“The main idea for the Tribù dell’Arte show is the creation of an accumulation of material goods that will be used for the next summer residency (or residencies). This idea will follow the model already used for the “Oreste at the Venice Biennale” project in 1999. In that occasion all the participants to the almost one hundred events that took place within the Oreste space in the Italian pavilion, could take advantage not only of shared knowledge and information, but also of the logistic support offered by several different sponsors (furniture companies as well as wine producers or coffee makers etc.).
The new Oreste provisions “storage” will be located in one of the spaces within the Galleria Comunale d’Arte Moderna in Rome, and will be the temporary “terminal” where all the materials got from companies, shops, privates etc. will be collected. It can be food, and technical equipments, and different services etc.
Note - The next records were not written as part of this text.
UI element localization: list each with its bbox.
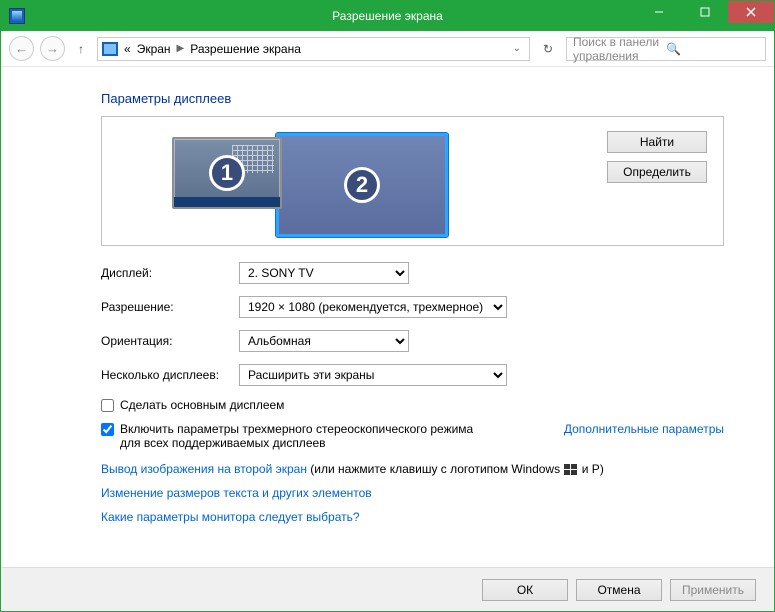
display-icon [102, 42, 118, 56]
search-input[interactable]: Поиск в панели управления 🔍 [566, 37, 766, 61]
display-label: Дисплей: [101, 266, 239, 280]
monitor-number-2: 2 [344, 167, 380, 203]
which-settings-link[interactable]: Какие параметры монитора следует выбрать… [101, 510, 724, 524]
content-area: Параметры дисплеев 1 2 Найти Определить … [1, 67, 774, 567]
monitor-number-1: 1 [209, 155, 245, 191]
dialog-footer: ОК Отмена Применить [1, 567, 774, 611]
titlebar: Разрешение экрана [1, 1, 774, 31]
monitor-2-selected[interactable]: 2 [276, 133, 448, 237]
project-hint-end: и P) [578, 462, 603, 476]
orientation-select[interactable]: Альбомная [239, 330, 409, 352]
multiple-displays-select[interactable]: Расширить эти экраны [239, 364, 507, 386]
chevron-right-icon: ▶ [177, 43, 185, 54]
apply-button[interactable]: Применить [670, 579, 756, 601]
project-hint: (или нажмите клавишу с логотипом Windows [307, 462, 563, 476]
resolution-select[interactable]: 1920 × 1080 (рекомендуется, трехмерное) [239, 296, 507, 318]
breadcrumb-screen[interactable]: Экран [137, 42, 171, 56]
project-link[interactable]: Вывод изображения на второй экран [101, 462, 307, 476]
cancel-button[interactable]: Отмена [576, 579, 662, 601]
section-heading: Параметры дисплеев [101, 91, 744, 106]
search-placeholder: Поиск в панели управления [573, 35, 666, 63]
forward-button[interactable]: → [40, 36, 65, 61]
primary-checkbox-label: Сделать основным дисплеем [120, 398, 284, 412]
stereo-checkbox[interactable] [101, 423, 114, 436]
resolution-label: Разрешение: [101, 300, 239, 314]
ok-button[interactable]: ОК [482, 579, 568, 601]
stereo-checkbox-label: Включить параметры трехмерного стереоско… [120, 422, 480, 450]
navbar: ← → ↑ « Экран ▶ Разрешение экрана ⌄ ↻ По… [1, 31, 774, 67]
window-title: Разрешение экрана [1, 9, 774, 23]
advanced-settings-link[interactable]: Дополнительные параметры [564, 422, 724, 436]
text-size-link[interactable]: Изменение размеров текста и других элеме… [101, 486, 724, 500]
multiple-label: Несколько дисплеев: [101, 368, 239, 382]
windows-key-icon [563, 463, 578, 476]
breadcrumb-prefix: « [124, 42, 131, 56]
refresh-button[interactable]: ↻ [536, 42, 560, 56]
breadcrumb-resolution[interactable]: Разрешение экрана [190, 42, 301, 56]
orientation-label: Ориентация: [101, 334, 239, 348]
display-preview: 1 2 Найти Определить [101, 116, 724, 246]
chevron-down-icon[interactable]: ⌄ [509, 43, 525, 54]
back-button[interactable]: ← [9, 36, 34, 61]
monitor-1[interactable]: 1 [172, 137, 282, 209]
address-bar[interactable]: « Экран ▶ Разрешение экрана ⌄ [97, 37, 530, 61]
primary-checkbox[interactable] [101, 399, 114, 412]
up-button[interactable]: ↑ [71, 42, 91, 56]
find-button[interactable]: Найти [607, 131, 707, 153]
search-icon: 🔍 [666, 42, 759, 56]
display-select[interactable]: 2. SONY TV [239, 262, 409, 284]
detect-button[interactable]: Определить [607, 161, 707, 183]
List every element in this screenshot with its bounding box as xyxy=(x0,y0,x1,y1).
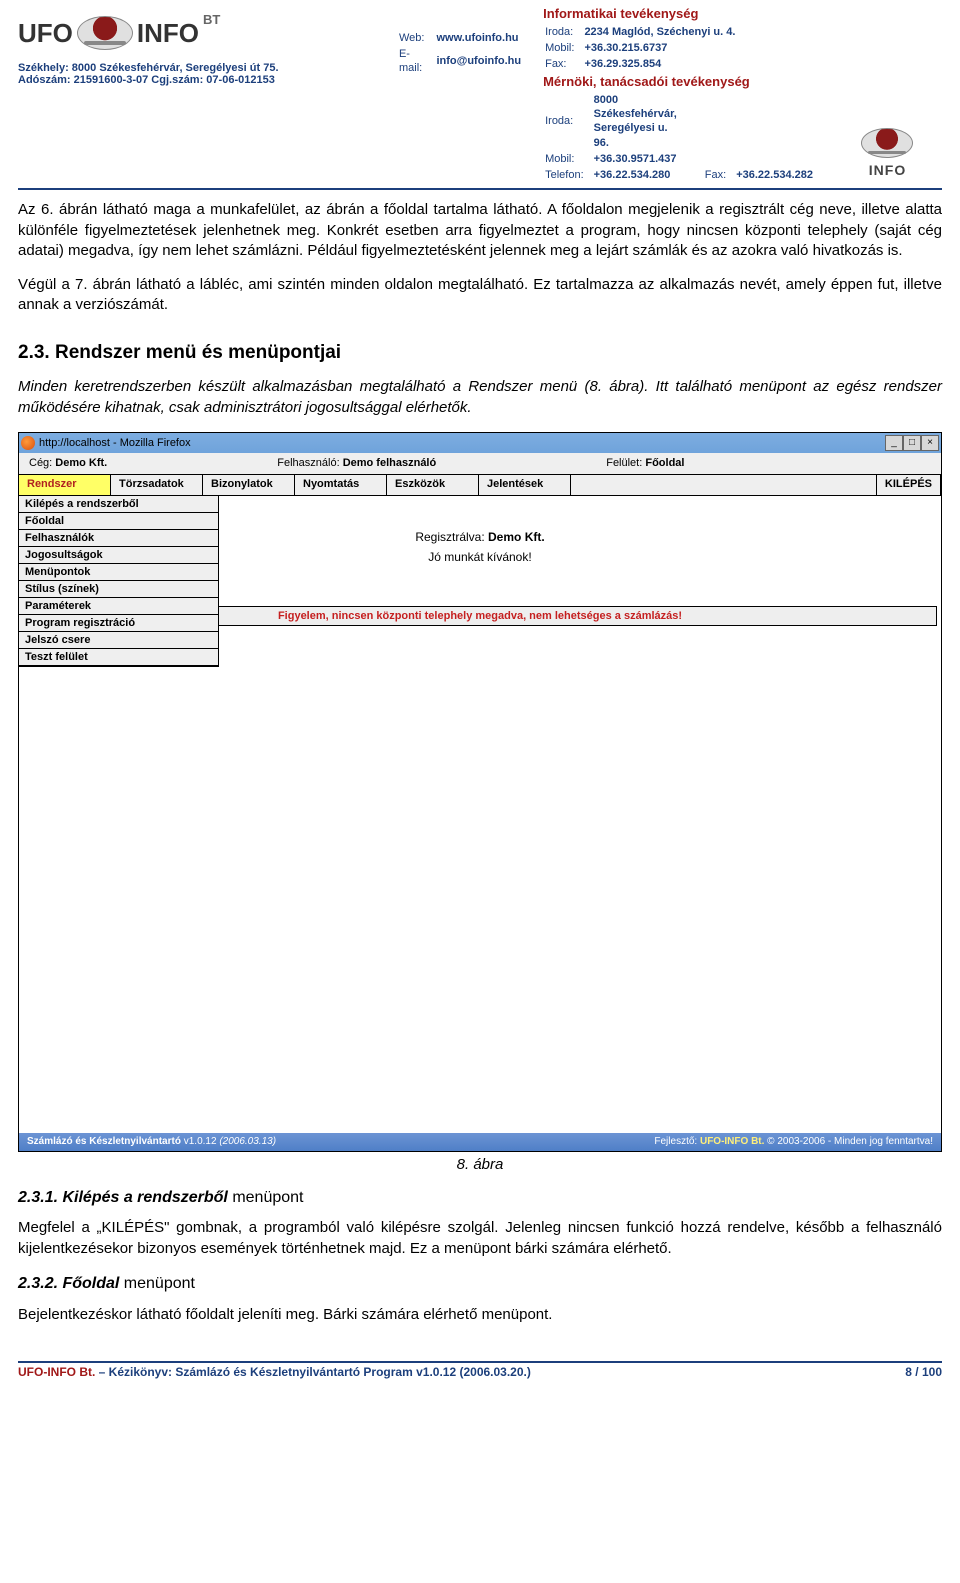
logo-info-text: INFO xyxy=(137,18,199,49)
menu-jelentesek[interactable]: Jelentések xyxy=(479,475,571,495)
menu-eszkozok[interactable]: Eszközök xyxy=(387,475,479,495)
dd-regisztracio[interactable]: Program regisztráció xyxy=(19,615,218,632)
it-office-value: 2234 Maglód, Széchenyi u. 4. xyxy=(584,25,743,39)
paragraph-3: Minden keretrendszerben készült alkalmaz… xyxy=(18,377,942,418)
minimize-button[interactable]: _ xyxy=(885,435,903,451)
dd-kilepes[interactable]: Kilépés a rendszerből xyxy=(19,496,218,513)
heading-2-3-1: 2.3.1. Kilépés a rendszerből menüpont xyxy=(18,1187,942,1209)
page-header: UFO INFO BT Székhely: 8000 Székesfehérvá… xyxy=(18,0,942,184)
logo: UFO INFO BT xyxy=(18,6,387,60)
menu-rendszer[interactable]: Rendszer xyxy=(19,475,111,495)
menu-bar: Rendszer Törzsadatok Bizonylatok Nyomtat… xyxy=(19,475,941,496)
logo-ufo-text: UFO xyxy=(18,18,73,49)
eng-tel-value: +36.22.534.280 xyxy=(594,168,685,182)
eng-mobil-label: Mobil: xyxy=(545,152,592,166)
ufo-disk-small-icon xyxy=(861,128,913,158)
it-fax-label: Fax: xyxy=(545,57,582,71)
it-office-label: Iroda: xyxy=(545,25,582,39)
eng-fax-value: +36.22.534.282 xyxy=(736,168,821,182)
app-footer-left: Számlázó és Készletnyilvántartó v1.0.12 … xyxy=(27,1136,276,1147)
status-company: Cég: Demo Kft. xyxy=(29,457,107,469)
email-label: E-mail: xyxy=(399,48,434,76)
logo-bt-text: BT xyxy=(203,12,220,27)
eng-tel-label: Telefon: xyxy=(545,168,592,182)
it-fax-value: +36.29.325.854 xyxy=(584,57,743,71)
web-contact-block: Web:www.ufoinfo.hu E-mail:info@ufoinfo.h… xyxy=(397,30,533,77)
menu-torzsadatok[interactable]: Törzsadatok xyxy=(111,475,203,495)
dd-felhasznalok[interactable]: Felhasználók xyxy=(19,530,218,547)
dd-parameterek[interactable]: Paraméterek xyxy=(19,598,218,615)
dd-teszt[interactable]: Teszt felület xyxy=(19,649,218,666)
footer-left: UFO-INFO Bt. – Kézikönyv: Számlázó és Ké… xyxy=(18,1365,531,1379)
seat-line: Székhely: 8000 Székesfehérvár, Seregélye… xyxy=(18,62,387,74)
heading-2-3: 2.3. Rendszer menü és menüpontjai xyxy=(18,340,942,366)
web-label: Web: xyxy=(399,32,434,46)
it-mobil-value: +36.30.215.6737 xyxy=(584,41,743,55)
info-word: INFO xyxy=(869,162,906,178)
rendszer-dropdown: Kilépés a rendszerből Főoldal Felhasznál… xyxy=(19,496,219,667)
eng-section-title: Mérnöki, tanácsadói tevékenység xyxy=(543,74,823,91)
status-bar: Cég: Demo Kft. Felhasználó: Demo felhasz… xyxy=(19,453,941,475)
it-mobil-label: Mobil: xyxy=(545,41,582,55)
web-value: www.ufoinfo.hu xyxy=(436,32,531,46)
paragraph-2: Végül a 7. ábrán látható a lábléc, ami s… xyxy=(18,275,942,316)
ufo-disk-icon xyxy=(77,16,133,50)
eng-office-label: Iroda: xyxy=(545,93,592,150)
menu-bizonylatok[interactable]: Bizonylatok xyxy=(203,475,295,495)
page-footer: UFO-INFO Bt. – Kézikönyv: Számlázó és Ké… xyxy=(18,1361,942,1379)
dd-menupontok[interactable]: Menüpontok xyxy=(19,564,218,581)
footer-page-number: 8 / 100 xyxy=(905,1365,942,1379)
status-user: Felhasználó: Demo felhasználó xyxy=(277,457,436,469)
header-rule xyxy=(18,188,942,190)
email-value: info@ufoinfo.hu xyxy=(436,48,531,76)
app-footer-right: Fejlesztő: UFO-INFO Bt. © 2003-2006 - Mi… xyxy=(654,1136,933,1147)
paragraph-1: Az 6. ábrán látható maga a munkafelület,… xyxy=(18,200,942,261)
dd-stilus[interactable]: Stílus (színek) xyxy=(19,581,218,598)
status-area: Felület: Főoldal xyxy=(606,457,684,469)
registration-line: Adószám: 21591600-3-07 Cgj.szám: 07-06-0… xyxy=(18,74,387,86)
firefox-icon xyxy=(21,436,35,450)
heading-2-3-2: 2.3.2. Főoldal menüpont xyxy=(18,1273,942,1295)
paragraph-5: Bejelentkezéskor látható főoldalt jelení… xyxy=(18,1305,942,1325)
dd-fooldal[interactable]: Főoldal xyxy=(19,513,218,530)
eng-mobil-value: +36.30.9571.437 xyxy=(594,152,685,166)
eng-fax-label: Fax: xyxy=(687,168,734,182)
maximize-button[interactable]: □ xyxy=(903,435,921,451)
dd-jelszo[interactable]: Jelszó csere xyxy=(19,632,218,649)
close-button[interactable]: × xyxy=(921,435,939,451)
menu-nyomtatas[interactable]: Nyomtatás xyxy=(295,475,387,495)
it-section-title: Informatikai tevékenység xyxy=(543,6,823,23)
dd-jogosultsagok[interactable]: Jogosultságok xyxy=(19,547,218,564)
main-area: Kilépés a rendszerből Főoldal Felhasznál… xyxy=(19,496,941,1133)
app-screenshot: http://localhost - Mozilla Firefox _ □ ×… xyxy=(18,432,942,1152)
paragraph-4: Megfelel a „KILÉPÉS" gombnak, a programb… xyxy=(18,1218,942,1259)
window-title: http://localhost - Mozilla Firefox xyxy=(39,437,191,449)
eng-office-value: 8000 Székesfehérvár, Seregélyesi u. 96. xyxy=(594,93,685,150)
menu-kilepes[interactable]: KILÉPÉS xyxy=(877,475,941,495)
figure-caption: 8. ábra xyxy=(18,1156,942,1173)
app-footer: Számlázó és Készletnyilvántartó v1.0.12 … xyxy=(19,1133,941,1151)
menu-spacer xyxy=(571,475,877,495)
window-titlebar: http://localhost - Mozilla Firefox _ □ × xyxy=(19,433,941,453)
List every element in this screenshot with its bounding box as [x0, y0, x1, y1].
In order to have a better understanding of the actual future utilisation of such collected goods, some videos shot in Montescaglioso during Oreste 3, in the summer 2000, will be played from several different monitors.
Oreste is a place, not a person. In this place, that is continuously changing, people meet, eat, sleep, and talk, trying to create the best conditions for exchanging ideas and new projects to work together on. The different Oreste’s projects, since the very beginning, have been fed by the free and passionate contribution of their participants, as well as by the support of small companies and local institutions.
In order to continue to live – though accepting changes and transformations – Oreste needs to be a place where energies and personal contributions are put together; a place where things are added to other things, to fulfil and increase a common good and common purposes.”
Press release, Progretto Oreste, Spring 2001
The Gallery of Modern Art in Rome was conceived as a “civic collection”, a “citizens’ collection” intended for all citizens of Rome. Since 1925, the goal of the gallery was to document Rome’s artistic environment in all its aspects. As a matter of fact, alongside the works by renowned artists, there are works by secondary figures, equally significant for the history of culture in Rome, and works by famous authors, who found themselves occasionally attracted by the international character of the city in modern times.